The end court stands are standard bleachers and mask the additional seating and floor section of the building. The stats scoreboard is at the far end of the arena and provides a little old-school charm along with some of the building’s signage. To many who have grown up attending games here, there appears to have been little that has changed at Freedom Hall.
However, there is not much that celebrates the venue’s rich baseball history. There are no banners, trophy cases, photos, murals, or mention of what has taken place since 1956. Bellarmine does not even have its 2011 Final Four banner hanging up from the rafters. The building has been home to more than just basketball, but a lot could be on display in the walls of the vapid concourse.
Freedom Hall is located 5-miles south of downtown Louisville on the grounds of the Kentucky Exposition Center. Louisville Muhammad Ali Internation Airport is adjacent to the complex that is directly off of I-65 and I-264. Churchill Downs is also nearby the complex. It is easily accessible by car, but one has to leave the complex to access other areas of Louisville.
There is a multitude of hotel and restaurants chains nearby the complex. The best suggestion would be to travel 5 miles north to downtown and enjoy the many options of the city that includes the following museums: Louisville Slugger Museum, Kentucky Science Center, and the Kentucky Museum of Art and Craft.
There are numerous distilleries in town that include the following: Evan Williams Bourbon Experience, Rabit Hole Distillery, Kentucky Peerless Distilling, Angel’s Envy Distilling, and Brough Brothers Distilling.
The Kentucky Derby Museum and Churchill Downs are within a few miles from the complex and are must-see options in Derby City. Church Hills Down is home to the Kentucky Derby, but there is plenty of other horse racing throughout the season. Also nearby are Patterson Stadium (baseball) and Cardinal Stadium (football) on the University of Louisville campus.
Despite the size of Freedom Hall, the Knights fans make the massive building very comfortable. There is never a feeling that the team is playing out of its league in the historic hall. The Bellarmine fan base provides an impressive atmosphere that should add another notch to the history of the arena.

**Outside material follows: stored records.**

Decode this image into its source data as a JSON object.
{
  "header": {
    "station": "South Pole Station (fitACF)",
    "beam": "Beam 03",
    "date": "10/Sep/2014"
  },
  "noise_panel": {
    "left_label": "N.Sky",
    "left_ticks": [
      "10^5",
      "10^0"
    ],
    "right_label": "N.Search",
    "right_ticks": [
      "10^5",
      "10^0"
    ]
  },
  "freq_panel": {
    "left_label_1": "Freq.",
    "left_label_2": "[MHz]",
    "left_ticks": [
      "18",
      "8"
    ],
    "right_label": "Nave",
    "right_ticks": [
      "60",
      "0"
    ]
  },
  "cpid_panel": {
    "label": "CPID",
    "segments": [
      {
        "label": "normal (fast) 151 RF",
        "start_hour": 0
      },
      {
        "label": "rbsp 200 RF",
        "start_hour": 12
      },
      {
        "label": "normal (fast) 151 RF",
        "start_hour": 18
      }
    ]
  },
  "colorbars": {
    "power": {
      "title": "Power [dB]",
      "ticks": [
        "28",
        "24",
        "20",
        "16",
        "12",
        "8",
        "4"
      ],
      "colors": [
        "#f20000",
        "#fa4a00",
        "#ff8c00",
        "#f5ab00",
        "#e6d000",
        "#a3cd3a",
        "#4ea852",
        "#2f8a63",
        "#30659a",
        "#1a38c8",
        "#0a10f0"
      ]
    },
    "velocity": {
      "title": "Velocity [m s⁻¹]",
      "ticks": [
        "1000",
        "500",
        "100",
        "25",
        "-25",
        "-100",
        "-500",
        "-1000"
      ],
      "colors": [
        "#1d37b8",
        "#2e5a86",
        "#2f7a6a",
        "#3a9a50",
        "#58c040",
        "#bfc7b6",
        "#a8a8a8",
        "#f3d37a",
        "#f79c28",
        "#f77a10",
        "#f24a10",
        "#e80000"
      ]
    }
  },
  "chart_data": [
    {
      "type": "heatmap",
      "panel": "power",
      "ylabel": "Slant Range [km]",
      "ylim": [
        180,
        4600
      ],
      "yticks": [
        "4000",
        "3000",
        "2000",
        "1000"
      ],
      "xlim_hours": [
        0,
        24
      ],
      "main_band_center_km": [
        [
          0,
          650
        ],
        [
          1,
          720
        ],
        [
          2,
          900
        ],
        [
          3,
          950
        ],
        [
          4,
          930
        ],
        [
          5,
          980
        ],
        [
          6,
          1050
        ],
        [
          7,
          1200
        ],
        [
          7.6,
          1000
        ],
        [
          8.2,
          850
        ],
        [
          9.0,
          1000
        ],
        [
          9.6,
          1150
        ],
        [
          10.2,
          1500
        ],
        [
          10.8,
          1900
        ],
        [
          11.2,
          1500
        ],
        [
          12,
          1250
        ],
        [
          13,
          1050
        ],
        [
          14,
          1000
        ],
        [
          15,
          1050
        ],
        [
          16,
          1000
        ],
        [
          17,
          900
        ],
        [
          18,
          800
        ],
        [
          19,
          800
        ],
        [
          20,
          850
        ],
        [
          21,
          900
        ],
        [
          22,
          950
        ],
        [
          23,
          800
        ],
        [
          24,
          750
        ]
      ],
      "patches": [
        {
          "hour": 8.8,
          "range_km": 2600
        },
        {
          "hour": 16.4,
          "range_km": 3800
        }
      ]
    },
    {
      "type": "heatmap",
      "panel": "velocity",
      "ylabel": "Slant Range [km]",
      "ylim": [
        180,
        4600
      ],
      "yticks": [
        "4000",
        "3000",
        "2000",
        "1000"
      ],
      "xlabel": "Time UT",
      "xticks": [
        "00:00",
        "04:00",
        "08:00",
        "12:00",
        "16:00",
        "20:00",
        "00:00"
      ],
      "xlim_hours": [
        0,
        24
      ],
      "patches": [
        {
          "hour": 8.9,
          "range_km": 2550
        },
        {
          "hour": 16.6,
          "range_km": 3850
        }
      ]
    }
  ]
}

Freedom Hall is located 5-miles south of downtown Louisville on the grounds of the Kentucky Exposition Center. It’s home to various exhibition buildings, Kentucky Kingdom amusement park, and Hurricane Bay water park. The complex is easily accessible from I-65 and I-264, and there are plenty of parking spots surrounding the arena. Inside the arena, two concourses wrap around the interior seating bowl for easy access to individual seating and sections.
Return on Investment 3
The cost of a ticket is between $15 to $25. There is not a bad seat in the house, but lower section seating puts the customer close to the action on the court. Parking is $10, understandable for being in an exposition complex, and concessions are reasonable, but a few items are a tad high including, hot dogs for $6.
Freedom Hall has a grand history, but none of that is on display on the interior walls of the concourse. It is somewhat sad since there have been many celebrations from college basketball, an ABA championship, concerts by national acts, and Muhammad Ali’s first bout. Thankfully there are plaques, including one of Ali, of Kentucky Sports Hall of Fame members on the walls. A second point is awarded to the Kentucky Pork Producers that offer plenty of tasty products at the game.
Freedom Hall has seen a lot of sporting events during its tenure, and there was a thought that it would be too big for Bellarmine. That doesn’t appear to be the case, as a substantial crowd provides a wonderful backdrop for the evening. However, the outside concourse could use some improvements to honor the building’s amazing history. Even with that in mind, Freedom Hall is worth a visit for being what it has always been, a historic home for college hoops.